A seguir vemos que quem pratica tortura e assassinatos, inclusive canibalismo, são os "rebeldes" sírios apoiados pelos EUA... (redecastorphoto)


Mais uma vez, não se pode saber se a história é verdadeira ou falsa. Mas investigação dessa magnitude e importância teria de ser feita pela ONU ou por outra instituição mais respeitável [que um escritório privado de advocacia]. A mesma dinâmica enviesada viu-se no caso do ataque com armas químicas, do qual jamais apareceu qualquer prova, embora longa fila de “especialistas” tenham sido vistos e ouvidos na televisão ou citados em longas matérias jornalísticas, todos “comprovando” a culpa do governo sírio. Até que, afinal, Seymour Hirsch jornalista premiado com o Pulitzer, desmontou as “versões” dos “especialistas” e demonstrou que o governo Obama mentira sobre os rebeldes não terem capacidade para executar ataque químico daquele tipo. As empresas-imprensa do “jornalismo” ocidental ignoraram o trabalho de Hirsh.

Como essas mentiras implantam-se a ponto de se tornarem traços permanentes na imprensa-empresa ocidental? Artigo excelente publicado no The Guardian recentemente discutiu em profundidade as principais fontes de que se serviu a imprensa-empresa ocidental para compreender o conflito sírio.

O artigo expôs o quase inacreditável viés de algumas das principais fontes ouvidas pelas empresas de jornalismo ocidentais sobre a Síria, e o motivo pelo qual se escolheram sempre fontes “especializadas”: para assegurar que as fontes tivessem agendas políticas alinhadas com as decisões da política externa dos EUA. O outro lado do conflito permaneceu completamente ignorado nos veículos da grande imprensa-empresa, exceto quando foi tomado como alvo a ser ridicularizado. Por isso, norte-americanos e europeus têm visão completamente tendenciosa, quando não completamente irreal e fantasiosa, sobre o que está acontecendo na Síria. E foi assim sistematicamente, desde o início do conflito – exatamente como aconteceu nas guerras da Iugoslávia, Afeganistão, Iraque e Líbia. 

Resultado da ignorância construída por empresas-imprensa e seus jornalistas foi mais mortes num país que, hoje, já tem milhões de refugiados e mais de 100 mil mortos.

Obama parece decidido a explorar o atual momento exclusivamente para fazer crer que, se as conversações de paz fracassarem, a culpa terá sido do governo sírio.

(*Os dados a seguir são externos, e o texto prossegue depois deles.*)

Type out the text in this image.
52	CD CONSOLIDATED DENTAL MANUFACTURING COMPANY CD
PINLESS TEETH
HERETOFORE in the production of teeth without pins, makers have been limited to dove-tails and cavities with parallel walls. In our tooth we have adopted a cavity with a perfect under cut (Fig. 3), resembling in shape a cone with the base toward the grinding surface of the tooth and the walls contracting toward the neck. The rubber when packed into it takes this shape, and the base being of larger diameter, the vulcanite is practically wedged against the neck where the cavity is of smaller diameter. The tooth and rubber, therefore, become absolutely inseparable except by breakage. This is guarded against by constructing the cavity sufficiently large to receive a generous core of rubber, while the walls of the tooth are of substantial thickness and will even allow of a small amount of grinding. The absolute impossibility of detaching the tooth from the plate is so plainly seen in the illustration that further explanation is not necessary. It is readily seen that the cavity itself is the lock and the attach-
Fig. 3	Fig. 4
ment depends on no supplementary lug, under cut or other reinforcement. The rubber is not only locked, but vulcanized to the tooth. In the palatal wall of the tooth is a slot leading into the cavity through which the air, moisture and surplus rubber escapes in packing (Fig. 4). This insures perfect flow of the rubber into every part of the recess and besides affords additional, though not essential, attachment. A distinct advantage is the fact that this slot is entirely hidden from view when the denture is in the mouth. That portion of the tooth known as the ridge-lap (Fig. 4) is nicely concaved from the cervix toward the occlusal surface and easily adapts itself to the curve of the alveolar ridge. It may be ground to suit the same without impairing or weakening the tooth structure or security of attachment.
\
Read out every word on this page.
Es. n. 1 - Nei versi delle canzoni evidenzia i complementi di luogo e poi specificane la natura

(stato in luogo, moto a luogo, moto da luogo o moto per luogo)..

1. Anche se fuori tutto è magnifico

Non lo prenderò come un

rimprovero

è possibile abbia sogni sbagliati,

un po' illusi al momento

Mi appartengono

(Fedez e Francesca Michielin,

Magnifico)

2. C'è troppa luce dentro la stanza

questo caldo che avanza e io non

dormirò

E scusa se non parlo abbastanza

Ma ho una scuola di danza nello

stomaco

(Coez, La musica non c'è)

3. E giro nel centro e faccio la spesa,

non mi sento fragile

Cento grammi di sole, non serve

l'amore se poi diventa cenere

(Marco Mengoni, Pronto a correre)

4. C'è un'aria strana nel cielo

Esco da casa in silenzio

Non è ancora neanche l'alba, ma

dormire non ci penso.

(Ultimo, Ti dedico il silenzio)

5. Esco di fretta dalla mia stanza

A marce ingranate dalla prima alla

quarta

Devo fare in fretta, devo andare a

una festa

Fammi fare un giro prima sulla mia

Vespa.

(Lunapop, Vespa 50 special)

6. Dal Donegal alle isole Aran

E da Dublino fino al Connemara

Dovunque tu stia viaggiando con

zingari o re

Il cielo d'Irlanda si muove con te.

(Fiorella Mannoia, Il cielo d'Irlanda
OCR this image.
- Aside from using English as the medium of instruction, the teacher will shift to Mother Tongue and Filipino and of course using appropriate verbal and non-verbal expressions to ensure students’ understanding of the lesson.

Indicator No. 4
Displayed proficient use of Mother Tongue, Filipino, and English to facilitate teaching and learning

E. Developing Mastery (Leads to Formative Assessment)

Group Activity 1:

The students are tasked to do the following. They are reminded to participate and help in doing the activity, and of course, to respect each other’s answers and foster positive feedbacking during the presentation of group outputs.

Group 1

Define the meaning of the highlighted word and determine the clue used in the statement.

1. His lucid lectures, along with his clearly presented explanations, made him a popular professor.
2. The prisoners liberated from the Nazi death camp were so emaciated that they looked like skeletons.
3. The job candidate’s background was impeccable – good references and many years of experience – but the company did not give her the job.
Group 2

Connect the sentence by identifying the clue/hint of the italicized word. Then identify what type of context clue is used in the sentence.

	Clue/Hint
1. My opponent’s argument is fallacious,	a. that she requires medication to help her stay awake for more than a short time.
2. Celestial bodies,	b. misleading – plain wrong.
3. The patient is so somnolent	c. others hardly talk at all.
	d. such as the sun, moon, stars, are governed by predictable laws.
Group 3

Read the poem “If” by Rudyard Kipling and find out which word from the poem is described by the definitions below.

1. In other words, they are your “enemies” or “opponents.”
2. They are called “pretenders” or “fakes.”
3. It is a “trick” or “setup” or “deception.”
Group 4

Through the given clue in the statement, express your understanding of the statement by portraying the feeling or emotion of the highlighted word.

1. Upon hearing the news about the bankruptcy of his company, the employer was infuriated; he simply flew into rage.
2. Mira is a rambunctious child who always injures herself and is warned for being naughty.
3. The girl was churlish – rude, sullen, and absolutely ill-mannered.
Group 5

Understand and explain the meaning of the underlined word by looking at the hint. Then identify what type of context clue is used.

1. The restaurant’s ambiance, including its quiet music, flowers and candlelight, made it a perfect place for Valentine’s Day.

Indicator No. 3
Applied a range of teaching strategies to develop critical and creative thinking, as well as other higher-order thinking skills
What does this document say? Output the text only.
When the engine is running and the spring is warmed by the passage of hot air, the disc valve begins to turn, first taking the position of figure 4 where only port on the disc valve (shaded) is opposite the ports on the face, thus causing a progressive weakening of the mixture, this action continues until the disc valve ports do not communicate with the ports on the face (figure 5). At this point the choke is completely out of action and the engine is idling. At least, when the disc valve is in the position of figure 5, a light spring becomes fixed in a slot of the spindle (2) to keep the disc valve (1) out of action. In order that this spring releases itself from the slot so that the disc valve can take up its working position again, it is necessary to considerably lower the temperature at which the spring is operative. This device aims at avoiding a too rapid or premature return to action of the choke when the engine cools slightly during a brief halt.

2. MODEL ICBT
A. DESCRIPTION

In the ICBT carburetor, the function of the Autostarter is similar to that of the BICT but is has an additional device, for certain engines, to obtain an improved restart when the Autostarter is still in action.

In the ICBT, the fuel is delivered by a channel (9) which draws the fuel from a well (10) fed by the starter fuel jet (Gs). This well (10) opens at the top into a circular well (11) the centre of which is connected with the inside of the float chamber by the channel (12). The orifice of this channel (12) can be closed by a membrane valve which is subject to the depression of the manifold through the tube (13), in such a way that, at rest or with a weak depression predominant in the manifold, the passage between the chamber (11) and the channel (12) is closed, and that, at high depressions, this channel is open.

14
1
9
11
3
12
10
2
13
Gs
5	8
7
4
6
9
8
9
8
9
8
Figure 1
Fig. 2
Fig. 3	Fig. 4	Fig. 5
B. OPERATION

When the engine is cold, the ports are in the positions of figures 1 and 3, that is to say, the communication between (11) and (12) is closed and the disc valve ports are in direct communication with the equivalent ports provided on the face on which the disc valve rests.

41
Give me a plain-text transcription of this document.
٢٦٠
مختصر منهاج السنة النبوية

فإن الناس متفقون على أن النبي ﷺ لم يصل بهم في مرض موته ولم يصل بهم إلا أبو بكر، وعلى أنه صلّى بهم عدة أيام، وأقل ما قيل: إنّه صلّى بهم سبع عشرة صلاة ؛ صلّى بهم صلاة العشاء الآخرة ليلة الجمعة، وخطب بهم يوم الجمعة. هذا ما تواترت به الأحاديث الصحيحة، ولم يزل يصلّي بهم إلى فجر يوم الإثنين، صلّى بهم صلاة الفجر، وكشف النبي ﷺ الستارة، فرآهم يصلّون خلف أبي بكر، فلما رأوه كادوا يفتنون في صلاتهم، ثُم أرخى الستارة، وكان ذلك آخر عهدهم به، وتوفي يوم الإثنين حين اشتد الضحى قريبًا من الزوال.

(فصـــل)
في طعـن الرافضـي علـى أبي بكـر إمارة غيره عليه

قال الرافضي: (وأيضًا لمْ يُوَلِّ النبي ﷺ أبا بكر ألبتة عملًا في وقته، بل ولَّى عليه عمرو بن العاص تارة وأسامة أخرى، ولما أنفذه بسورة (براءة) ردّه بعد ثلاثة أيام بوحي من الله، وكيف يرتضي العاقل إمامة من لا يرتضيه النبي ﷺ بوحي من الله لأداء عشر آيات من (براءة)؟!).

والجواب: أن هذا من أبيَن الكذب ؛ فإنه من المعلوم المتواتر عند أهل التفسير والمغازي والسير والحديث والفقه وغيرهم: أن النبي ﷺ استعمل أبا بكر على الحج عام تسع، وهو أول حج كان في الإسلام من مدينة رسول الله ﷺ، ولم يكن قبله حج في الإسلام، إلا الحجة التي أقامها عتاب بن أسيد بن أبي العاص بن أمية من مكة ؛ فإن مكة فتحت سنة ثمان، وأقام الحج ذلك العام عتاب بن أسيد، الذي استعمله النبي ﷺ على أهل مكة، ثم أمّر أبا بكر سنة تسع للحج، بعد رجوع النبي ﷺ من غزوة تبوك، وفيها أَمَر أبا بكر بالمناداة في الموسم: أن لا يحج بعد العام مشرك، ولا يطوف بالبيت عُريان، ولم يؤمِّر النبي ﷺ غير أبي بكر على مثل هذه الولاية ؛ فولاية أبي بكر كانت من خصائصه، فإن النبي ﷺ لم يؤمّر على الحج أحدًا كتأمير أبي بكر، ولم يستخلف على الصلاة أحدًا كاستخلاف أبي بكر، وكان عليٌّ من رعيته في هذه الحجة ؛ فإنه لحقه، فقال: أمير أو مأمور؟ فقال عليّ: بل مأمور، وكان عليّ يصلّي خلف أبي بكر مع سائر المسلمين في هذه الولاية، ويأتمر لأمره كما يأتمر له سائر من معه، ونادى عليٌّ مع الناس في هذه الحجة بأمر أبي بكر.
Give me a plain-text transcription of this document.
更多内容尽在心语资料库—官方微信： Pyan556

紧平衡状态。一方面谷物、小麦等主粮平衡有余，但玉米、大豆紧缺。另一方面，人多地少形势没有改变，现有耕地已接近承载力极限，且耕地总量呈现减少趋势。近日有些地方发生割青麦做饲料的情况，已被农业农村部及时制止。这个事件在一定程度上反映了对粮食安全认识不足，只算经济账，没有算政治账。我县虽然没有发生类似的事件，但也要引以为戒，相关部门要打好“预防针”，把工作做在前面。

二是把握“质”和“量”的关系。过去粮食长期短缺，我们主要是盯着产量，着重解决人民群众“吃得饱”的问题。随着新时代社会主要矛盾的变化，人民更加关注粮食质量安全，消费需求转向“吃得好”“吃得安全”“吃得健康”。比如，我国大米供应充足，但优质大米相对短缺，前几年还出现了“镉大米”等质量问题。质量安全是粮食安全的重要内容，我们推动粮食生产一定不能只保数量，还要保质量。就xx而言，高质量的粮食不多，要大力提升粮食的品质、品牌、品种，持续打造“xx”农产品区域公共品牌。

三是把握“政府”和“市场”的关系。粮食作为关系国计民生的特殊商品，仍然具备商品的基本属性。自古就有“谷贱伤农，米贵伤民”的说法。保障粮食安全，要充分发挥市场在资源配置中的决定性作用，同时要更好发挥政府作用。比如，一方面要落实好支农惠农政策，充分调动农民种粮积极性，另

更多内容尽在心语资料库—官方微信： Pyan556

Sem ter conseguido derrotar Assad em campo e em guerra à distância, guerreada por seus prepostos, o governo Obama tenta, agora, vencer a guerra de propaganda. Assim, se as conversações pró-paz fracassarem, Obama poderá reiniciar suas conversações pró-guerra, “porque” “todas as demais opções fracassaram”.




[*] Shamus Cooke é trabalhador de Serviço Social, sindicalista e escritor ligado a Workers Action.